Irgendwie habe ich halt gemerkt, es ist auch perkussiv, es ist eine richtig wütende Sprache und es hat schon einen Grund warum Rammstein so gross sind, das scheint zu funktionieren. Lustigerweise dachte ich beim Schreiben immer "nein du kannst nicht auf deutsch singen, das versteht doch niemand, die Message kommt nicht richtig an". Ich war wie komplett in meiner eigenen Welt, sodass ich die Existenz von Rammstein komplett vergessen hatte.

Und was bringt die Zukunft? In einem Interview mit dir bei Kerrang hast du schön zusammengefasst, in “Devil Is Fine“ ging’s um das Leben in Sklaverei, in Strange Fruit um die Flucht aus der Sklaverei und jetzt im aktuellen Album über das leben auf der Flucht / in Freiheit. Schon Ideen fürs nächste Album? Evtl. Rache an den Peinigern?

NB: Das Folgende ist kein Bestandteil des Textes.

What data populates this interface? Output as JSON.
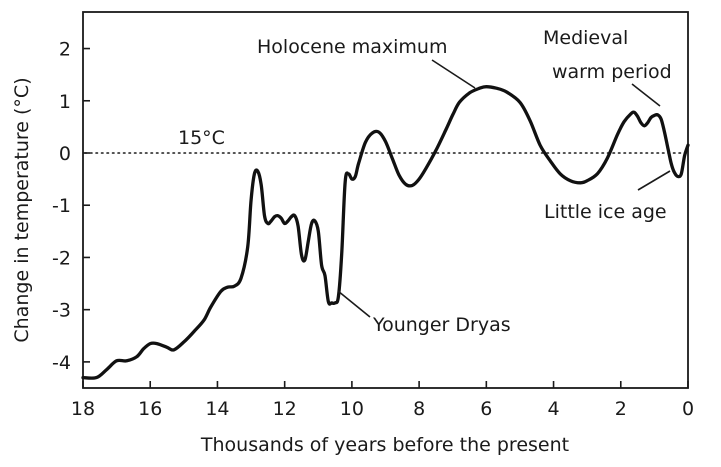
{
  "chart_data": {
    "type": "line",
    "xlabel": "Thousands of years before the present",
    "ylabel": "Change in temperature (°C)",
    "xlim": [
      18,
      0
    ],
    "ylim": [
      -4.5,
      2.7
    ],
    "x_ticks": [
      18,
      16,
      14,
      12,
      10,
      8,
      6,
      4,
      2,
      0
    ],
    "y_ticks": [
      2,
      1,
      0,
      -1,
      -2,
      -3,
      -4
    ],
    "x_tick_labels": [
      "18",
      "16",
      "14",
      "12",
      "10",
      "8",
      "6",
      "4",
      "2",
      "0"
    ],
    "y_tick_labels": [
      "2",
      "1",
      "0",
      "-1",
      "-2",
      "-3",
      "-4"
    ],
    "grid": false,
    "reference_line": {
      "y": 0,
      "label": "15°C",
      "style": "dotted"
    },
    "series": [
      {
        "x": [
          18,
          17.6,
          17.3,
          17.0,
          16.7,
          16.4,
          16.2,
          16.0,
          15.8,
          15.5,
          15.3,
          15.0,
          14.7,
          14.4,
          14.2,
          13.9,
          13.7,
          13.5,
          13.3,
          13.1,
          13.0,
          12.9,
          12.8,
          12.7,
          12.6,
          12.5,
          12.4,
          12.3,
          12.2,
          12.1,
          12.0,
          11.9,
          11.8,
          11.7,
          11.6,
          11.5,
          11.4,
          11.3,
          11.2,
          11.1,
          11.0,
          10.9,
          10.8,
          10.7,
          10.6,
          10.5,
          10.4,
          10.3,
          10.2,
          10.1,
          10.0,
          9.9,
          9.8,
          9.6,
          9.4,
          9.2,
          9.0,
          8.8,
          8.6,
          8.4,
          8.2,
          8.0,
          7.8,
          7.5,
          7.2,
          7.0,
          6.8,
          6.5,
          6.2,
          6.0,
          5.7,
          5.4,
          5.0,
          4.7,
          4.4,
          4.1,
          3.8,
          3.5,
          3.2,
          3.0,
          2.7,
          2.4,
          2.1,
          1.9,
          1.7,
          1.6,
          1.5,
          1.4,
          1.3,
          1.2,
          1.1,
          1.0,
          0.9,
          0.8,
          0.7,
          0.6,
          0.5,
          0.4,
          0.3,
          0.2,
          0.1,
          0.0
        ],
        "values": [
          -4.3,
          -4.3,
          -4.15,
          -3.98,
          -3.98,
          -3.9,
          -3.75,
          -3.65,
          -3.65,
          -3.72,
          -3.77,
          -3.62,
          -3.42,
          -3.2,
          -2.95,
          -2.65,
          -2.57,
          -2.55,
          -2.4,
          -1.8,
          -0.9,
          -0.4,
          -0.35,
          -0.6,
          -1.2,
          -1.35,
          -1.3,
          -1.22,
          -1.2,
          -1.25,
          -1.35,
          -1.3,
          -1.22,
          -1.2,
          -1.4,
          -1.95,
          -2.05,
          -1.7,
          -1.35,
          -1.3,
          -1.5,
          -2.15,
          -2.35,
          -2.85,
          -2.87,
          -2.87,
          -2.75,
          -1.9,
          -0.55,
          -0.4,
          -0.5,
          -0.45,
          -0.2,
          0.2,
          0.38,
          0.4,
          0.22,
          -0.1,
          -0.42,
          -0.6,
          -0.62,
          -0.5,
          -0.3,
          0.05,
          0.45,
          0.73,
          0.97,
          1.15,
          1.24,
          1.27,
          1.24,
          1.17,
          0.97,
          0.62,
          0.15,
          -0.15,
          -0.4,
          -0.53,
          -0.57,
          -0.53,
          -0.4,
          -0.1,
          0.35,
          0.6,
          0.75,
          0.78,
          0.7,
          0.58,
          0.52,
          0.58,
          0.68,
          0.72,
          0.73,
          0.65,
          0.4,
          0.1,
          -0.2,
          -0.38,
          -0.45,
          -0.4,
          -0.05,
          0.15
        ]
      }
    ],
    "annotations": [
      {
        "label": "Holocene maximum",
        "x": 6.2,
        "y": 1.2
      },
      {
        "label_line1": "Medieval",
        "label_line2": "warm period",
        "x": 0.75,
        "y": 0.8
      },
      {
        "label": "Little ice age",
        "x": 0.4,
        "y": -0.45
      },
      {
        "label": "Younger Dryas",
        "x": 10.5,
        "y": -2.85
      }
    ]
  }
}
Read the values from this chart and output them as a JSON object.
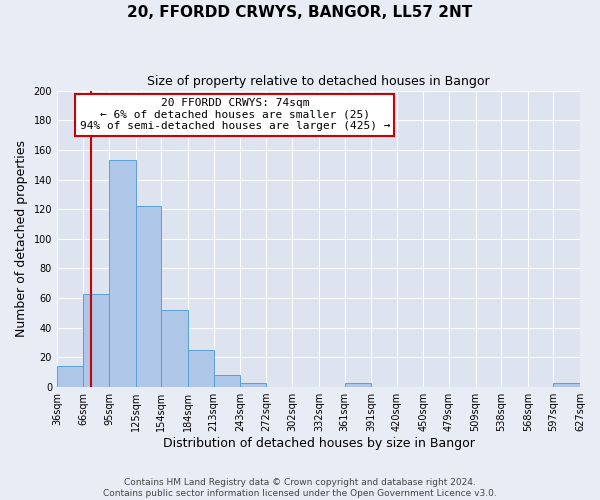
{
  "title": "20, FFORDD CRWYS, BANGOR, LL57 2NT",
  "subtitle": "Size of property relative to detached houses in Bangor",
  "xlabel": "Distribution of detached houses by size in Bangor",
  "ylabel": "Number of detached properties",
  "bin_edges": [
    36,
    66,
    95,
    125,
    154,
    184,
    213,
    243,
    272,
    302,
    332,
    361,
    391,
    420,
    450,
    479,
    509,
    538,
    568,
    597,
    627
  ],
  "bar_heights": [
    14,
    63,
    153,
    122,
    52,
    25,
    8,
    3,
    0,
    0,
    0,
    3,
    0,
    0,
    0,
    0,
    0,
    0,
    0,
    3
  ],
  "bar_color": "#aec6e8",
  "bar_edge_color": "#5a9fd4",
  "background_color": "#dde4f0",
  "fig_background_color": "#e8edf5",
  "grid_color": "#ffffff",
  "red_line_x": 74,
  "red_line_color": "#cc0000",
  "ylim": [
    0,
    200
  ],
  "yticks": [
    0,
    20,
    40,
    60,
    80,
    100,
    120,
    140,
    160,
    180,
    200
  ],
  "annotation_title": "20 FFORDD CRWYS: 74sqm",
  "annotation_line1": "← 6% of detached houses are smaller (25)",
  "annotation_line2": "94% of semi-detached houses are larger (425) →",
  "annotation_box_color": "#ffffff",
  "annotation_box_edge": "#cc0000",
  "footer_line1": "Contains HM Land Registry data © Crown copyright and database right 2024.",
  "footer_line2": "Contains public sector information licensed under the Open Government Licence v3.0.",
  "tick_labels": [
    "36sqm",
    "66sqm",
    "95sqm",
    "125sqm",
    "154sqm",
    "184sqm",
    "213sqm",
    "243sqm",
    "272sqm",
    "302sqm",
    "332sqm",
    "361sqm",
    "391sqm",
    "420sqm",
    "450sqm",
    "479sqm",
    "509sqm",
    "538sqm",
    "568sqm",
    "597sqm",
    "627sqm"
  ],
  "title_fontsize": 11,
  "subtitle_fontsize": 9,
  "ylabel_fontsize": 9,
  "xlabel_fontsize": 9,
  "tick_fontsize": 7,
  "annotation_fontsize": 8,
  "footer_fontsize": 6.5
}
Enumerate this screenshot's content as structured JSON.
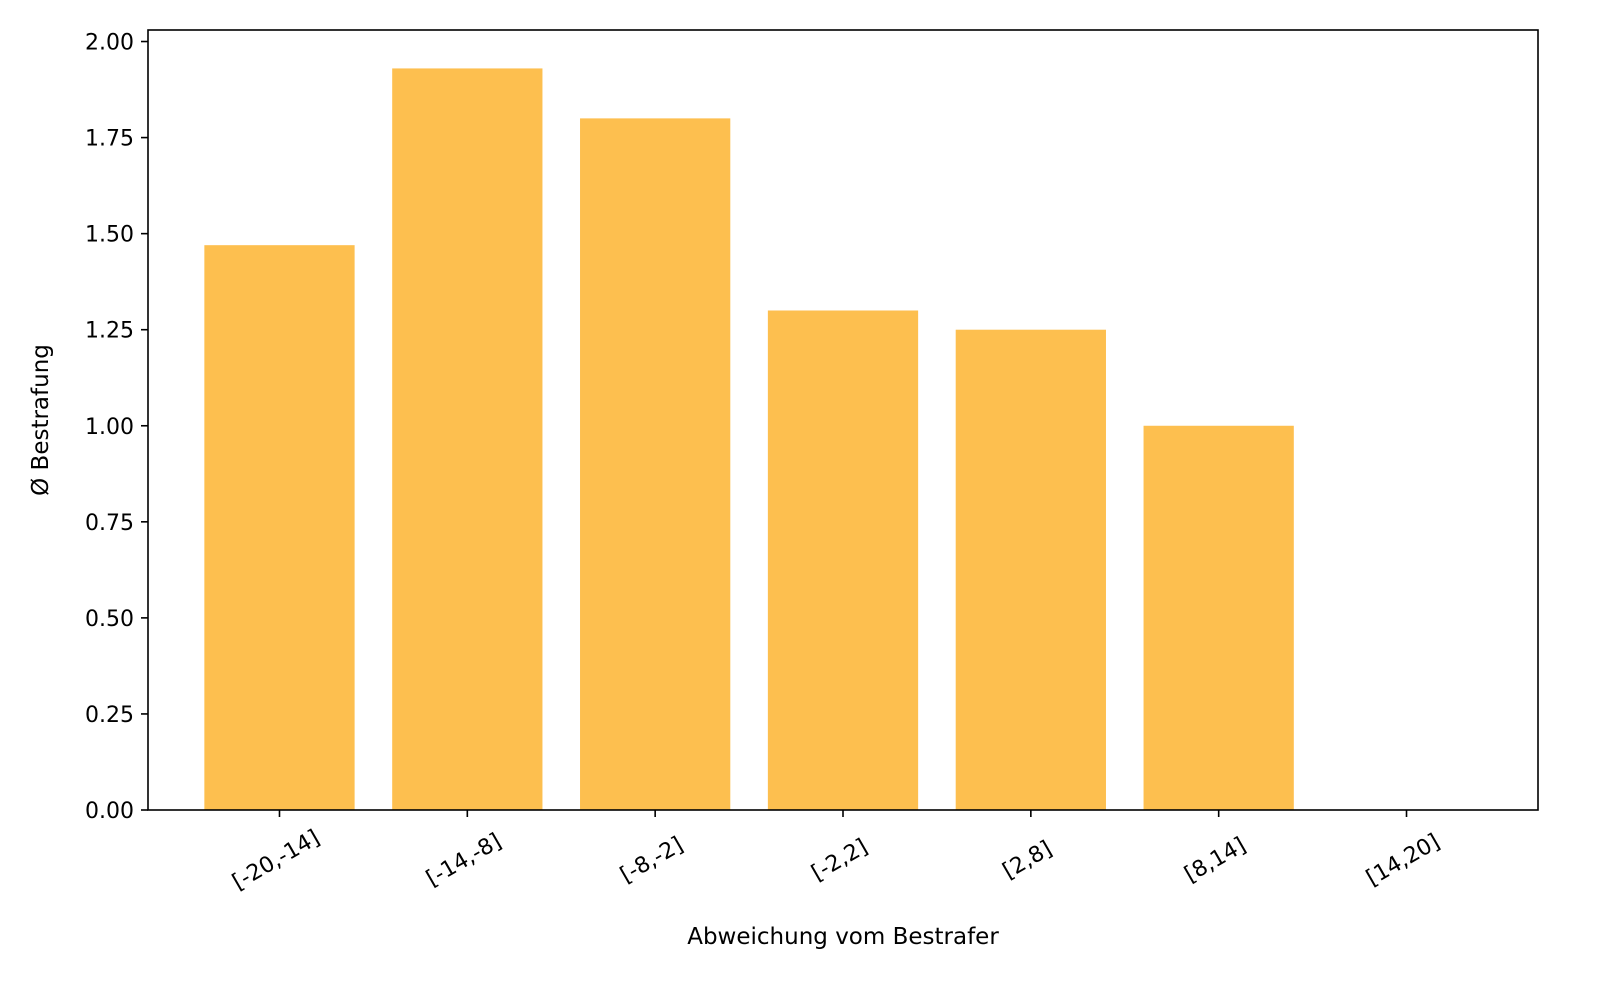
{
  "chart_data": {
    "type": "bar",
    "title": "",
    "xlabel": "Abweichung vom Bestrafer",
    "ylabel": "Ø Bestrafung",
    "categories": [
      "[-20,-14]",
      "[-14,-8]",
      "[-8,-2]",
      "[-2,2]",
      "[2,8]",
      "[8,14]",
      "[14,20]"
    ],
    "values": [
      1.47,
      1.93,
      1.8,
      1.3,
      1.25,
      1.0,
      0.0
    ],
    "ylim": [
      0,
      2.03
    ],
    "yticks": [
      0.0,
      0.25,
      0.5,
      0.75,
      1.0,
      1.25,
      1.5,
      1.75,
      2.0
    ],
    "ytick_labels": [
      "0.00",
      "0.25",
      "0.50",
      "0.75",
      "1.00",
      "1.25",
      "1.50",
      "1.75",
      "2.00"
    ],
    "xtick_rotation_deg": 30,
    "grid": false,
    "bar_color": "#fdbf4f"
  }
}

Sowas vielleicht ja, ich weiss nicht, oder Häuser bauen (lacht). Aber ich bin gar noch nicht so recht dort angekommen. Als erstes müssen wir jetzt wohl mal die kommenden Touren überleben. Nächstes Jahr wird dann wieder geschrieben.

Von vielen Schweizer Bands mit internationalem Erfolg ist zu hören, dass diese Im Ausland mehr Wertschätzung erfahren als in der Schweiz. Empfindest du das auch so?

Ja schon. Aber ich denke, das ist nicht zuletzt auch so, weil die Schweiz halt auch ein sehr kleines Land ist. Da gibt es in England oder den USA einfach mehr Publikum. Ich glaube, das Schweizer Publikum braucht oft auch wie zuerst eine Bestätigung damit es etwas "cool" findet und man ist etwas vorsichtig mit den Dingen aus den eigenen Reihen. Aber wie sagt man so schön? Man wird nie König im eigenen Dorf.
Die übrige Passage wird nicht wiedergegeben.